# Pasta Fagioli Recipe, when to add pasta



## larry_stewart (Dec 21, 2019)

Ive made Pasta Fagioli in the past and have always cooked the pasta in the dish itself. 

Ive since lost the recipe and have been searching for a new one.

50% of the recipes say to precook the pasta and add it in the end.
Sometimes I like doing so if there is left over, you dont wake up the next day to a pot of swollen pasta with no liquid.

The other 50% cook the pasta with all the other ingredients.

Anyone have any preference?
Anyone have a recipe to share??

Thanks


----------



## GotGarlic (Dec 21, 2019)

The recipe I use is pretty basic - 1.5 lb. Italian sausage, browned, then add 1 carrot, 2 ribs celery, 1 large onion, 3 cloves garlic, all chopped; add olive oil if more fat is needed. Add 2 bay leaves, sprigs of thyme and rosemary, S&P, 6 cups broth, 1 can cannellini beans with the liquid. I also add a Parmigiano Reggiano cheese rind because I always have some in the freezer. Bring to boil, reduce to simmer, cook till veggies are soft.

I use ditalini pasta for this, because they don't swell up overnight. I do cook them for the last 15 minutes in the soup, so they take on some of the flavor. Works for me [emoji2]


----------



## WhateverYouWant (Dec 21, 2019)

If you have fresh pasta, you can absolutely cook it in the dish as it only takes a couple of minutes. If you're using dried, best to cook it ahead of time, adding it to the dish... and adding some of the water to get the texture you desire.


----------



## Andy M. (Dec 21, 2019)

I always cook the pasta in the soup. I want the pasta to taste like the soup, not like water.
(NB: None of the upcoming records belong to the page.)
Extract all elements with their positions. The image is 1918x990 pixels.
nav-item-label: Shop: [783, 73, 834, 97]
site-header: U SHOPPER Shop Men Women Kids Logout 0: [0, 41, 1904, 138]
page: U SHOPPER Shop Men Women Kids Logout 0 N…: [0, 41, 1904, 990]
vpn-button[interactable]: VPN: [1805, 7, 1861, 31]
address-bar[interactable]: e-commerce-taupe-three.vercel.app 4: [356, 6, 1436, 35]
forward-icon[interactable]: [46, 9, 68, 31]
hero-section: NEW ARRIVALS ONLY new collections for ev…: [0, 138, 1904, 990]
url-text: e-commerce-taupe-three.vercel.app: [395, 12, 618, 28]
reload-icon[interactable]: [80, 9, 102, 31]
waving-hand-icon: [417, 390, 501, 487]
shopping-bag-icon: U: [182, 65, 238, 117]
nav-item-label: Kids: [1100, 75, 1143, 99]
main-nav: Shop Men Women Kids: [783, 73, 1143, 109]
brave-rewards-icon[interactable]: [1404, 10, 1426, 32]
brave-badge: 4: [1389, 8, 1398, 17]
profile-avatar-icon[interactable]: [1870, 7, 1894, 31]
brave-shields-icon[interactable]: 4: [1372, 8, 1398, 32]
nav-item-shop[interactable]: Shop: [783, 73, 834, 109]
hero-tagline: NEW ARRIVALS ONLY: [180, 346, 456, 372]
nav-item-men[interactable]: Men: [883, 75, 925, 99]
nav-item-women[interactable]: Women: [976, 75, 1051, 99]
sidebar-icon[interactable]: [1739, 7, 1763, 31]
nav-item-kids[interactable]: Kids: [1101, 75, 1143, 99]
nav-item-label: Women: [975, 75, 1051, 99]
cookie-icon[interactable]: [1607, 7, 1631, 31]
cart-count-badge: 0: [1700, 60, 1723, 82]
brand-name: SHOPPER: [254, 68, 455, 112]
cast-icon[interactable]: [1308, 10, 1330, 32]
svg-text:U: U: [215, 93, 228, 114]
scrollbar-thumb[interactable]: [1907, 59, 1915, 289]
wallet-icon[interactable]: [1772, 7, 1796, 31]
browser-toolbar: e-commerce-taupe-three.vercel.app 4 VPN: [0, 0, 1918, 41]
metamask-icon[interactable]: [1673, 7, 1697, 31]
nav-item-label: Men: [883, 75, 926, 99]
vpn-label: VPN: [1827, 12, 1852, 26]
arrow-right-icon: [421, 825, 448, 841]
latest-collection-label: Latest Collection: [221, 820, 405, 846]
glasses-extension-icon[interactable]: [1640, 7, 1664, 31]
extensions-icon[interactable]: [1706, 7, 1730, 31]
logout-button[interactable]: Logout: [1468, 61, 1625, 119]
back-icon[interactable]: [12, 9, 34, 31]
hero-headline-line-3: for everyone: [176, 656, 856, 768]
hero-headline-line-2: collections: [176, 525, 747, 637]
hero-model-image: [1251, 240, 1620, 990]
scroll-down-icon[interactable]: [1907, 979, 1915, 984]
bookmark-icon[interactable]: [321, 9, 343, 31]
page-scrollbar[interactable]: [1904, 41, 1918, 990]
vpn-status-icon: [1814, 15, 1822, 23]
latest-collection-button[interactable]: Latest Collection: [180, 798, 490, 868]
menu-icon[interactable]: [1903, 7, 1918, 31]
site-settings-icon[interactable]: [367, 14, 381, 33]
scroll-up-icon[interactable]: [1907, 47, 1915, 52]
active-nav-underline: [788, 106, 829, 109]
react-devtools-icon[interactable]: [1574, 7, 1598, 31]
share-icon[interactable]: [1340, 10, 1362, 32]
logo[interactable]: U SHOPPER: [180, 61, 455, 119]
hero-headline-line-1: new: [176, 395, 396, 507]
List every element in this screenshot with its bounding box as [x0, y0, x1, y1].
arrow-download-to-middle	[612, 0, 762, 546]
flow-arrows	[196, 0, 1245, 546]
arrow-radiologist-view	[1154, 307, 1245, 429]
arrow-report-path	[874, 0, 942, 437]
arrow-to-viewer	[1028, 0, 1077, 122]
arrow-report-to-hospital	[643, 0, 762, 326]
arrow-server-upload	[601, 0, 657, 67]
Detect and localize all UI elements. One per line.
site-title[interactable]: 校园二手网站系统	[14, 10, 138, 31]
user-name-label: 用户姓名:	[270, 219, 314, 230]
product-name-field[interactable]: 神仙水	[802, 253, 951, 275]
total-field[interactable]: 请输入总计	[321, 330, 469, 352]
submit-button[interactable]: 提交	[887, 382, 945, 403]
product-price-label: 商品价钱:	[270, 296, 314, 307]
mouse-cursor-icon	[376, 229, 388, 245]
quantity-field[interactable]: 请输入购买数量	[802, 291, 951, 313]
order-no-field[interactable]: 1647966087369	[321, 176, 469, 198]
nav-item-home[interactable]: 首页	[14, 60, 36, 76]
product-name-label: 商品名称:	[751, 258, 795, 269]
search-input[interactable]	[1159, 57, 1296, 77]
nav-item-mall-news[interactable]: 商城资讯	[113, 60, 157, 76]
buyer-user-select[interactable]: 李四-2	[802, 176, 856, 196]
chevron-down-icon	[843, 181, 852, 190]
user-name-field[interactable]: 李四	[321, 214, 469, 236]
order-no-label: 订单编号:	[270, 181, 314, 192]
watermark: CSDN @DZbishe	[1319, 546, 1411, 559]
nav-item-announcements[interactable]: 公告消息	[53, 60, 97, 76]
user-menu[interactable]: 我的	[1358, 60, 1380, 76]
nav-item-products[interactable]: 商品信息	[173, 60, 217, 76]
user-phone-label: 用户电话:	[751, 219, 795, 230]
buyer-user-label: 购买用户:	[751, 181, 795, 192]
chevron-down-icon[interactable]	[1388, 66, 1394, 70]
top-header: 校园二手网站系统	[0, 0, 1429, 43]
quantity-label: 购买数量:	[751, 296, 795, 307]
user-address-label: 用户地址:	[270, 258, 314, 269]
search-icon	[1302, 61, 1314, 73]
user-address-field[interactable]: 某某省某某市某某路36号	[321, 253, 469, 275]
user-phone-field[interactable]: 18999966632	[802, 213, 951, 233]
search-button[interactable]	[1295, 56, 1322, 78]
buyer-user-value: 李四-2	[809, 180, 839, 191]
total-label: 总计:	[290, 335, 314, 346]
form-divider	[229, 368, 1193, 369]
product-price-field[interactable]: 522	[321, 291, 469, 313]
If things thicken up, I add a little more stock/broth.


----------



## giggler (Dec 22, 2019)

I  like mine...


make the veg soup to your liking..


simpley boil the noodles, ( I like tiny shells) completely seperate from the soup.


Put a scoop of noddles into a bowl..


Then add the been soup on top and serve.


otherwise, the noodles get realy weird and fat, and soak up all the brodo..


 and you can save the leftover  cold noodles in the fridge, and have the same dish for breakfast the next day, if you're into that sort of breakfast!


Love this list, Eric, Austin Tx.


----------



## letscook (Dec 22, 2019)

I add the pasta at the end and if I am making a lot I don't add the pasta till I serve it - I put the pasta in the bowl then add the hot soup to it,  
I find that if you add it to it and store in fridge the next the pasta has soaked up all the liquid.  This is the recipe I use :
PASTA E FAGIOLI SOUP
1 pound ground beef ( I used 1/2 ground beef and 1/2 Italian sauage of your liking)
1 small onion, finely diced
2 carrots, finely diced
2 stalks celery, finely diced
1 (15 oz) can diced tomatoes, undrained
1 (15 oz) can dark red kidney beans, drained and rinsed
1 (15 oz) can cannellini beans, drained and rinsed
1 (26 oz) container beef stock (or 3 cups)
1 (25 oz) jar spaghetti sauce or your homemade sauce
2 tsp dried oregano
2 tsp dried parsley
1 tsp ground black pepper
1/2 tbsp salt
1 cup ditalini pasta (or your favorite pasta shape)
Brown and crumble ground beef.
Drain excess grease.
Add all the other ingredients except pasta, and cooked till all is tender 
Add Pasta.


----------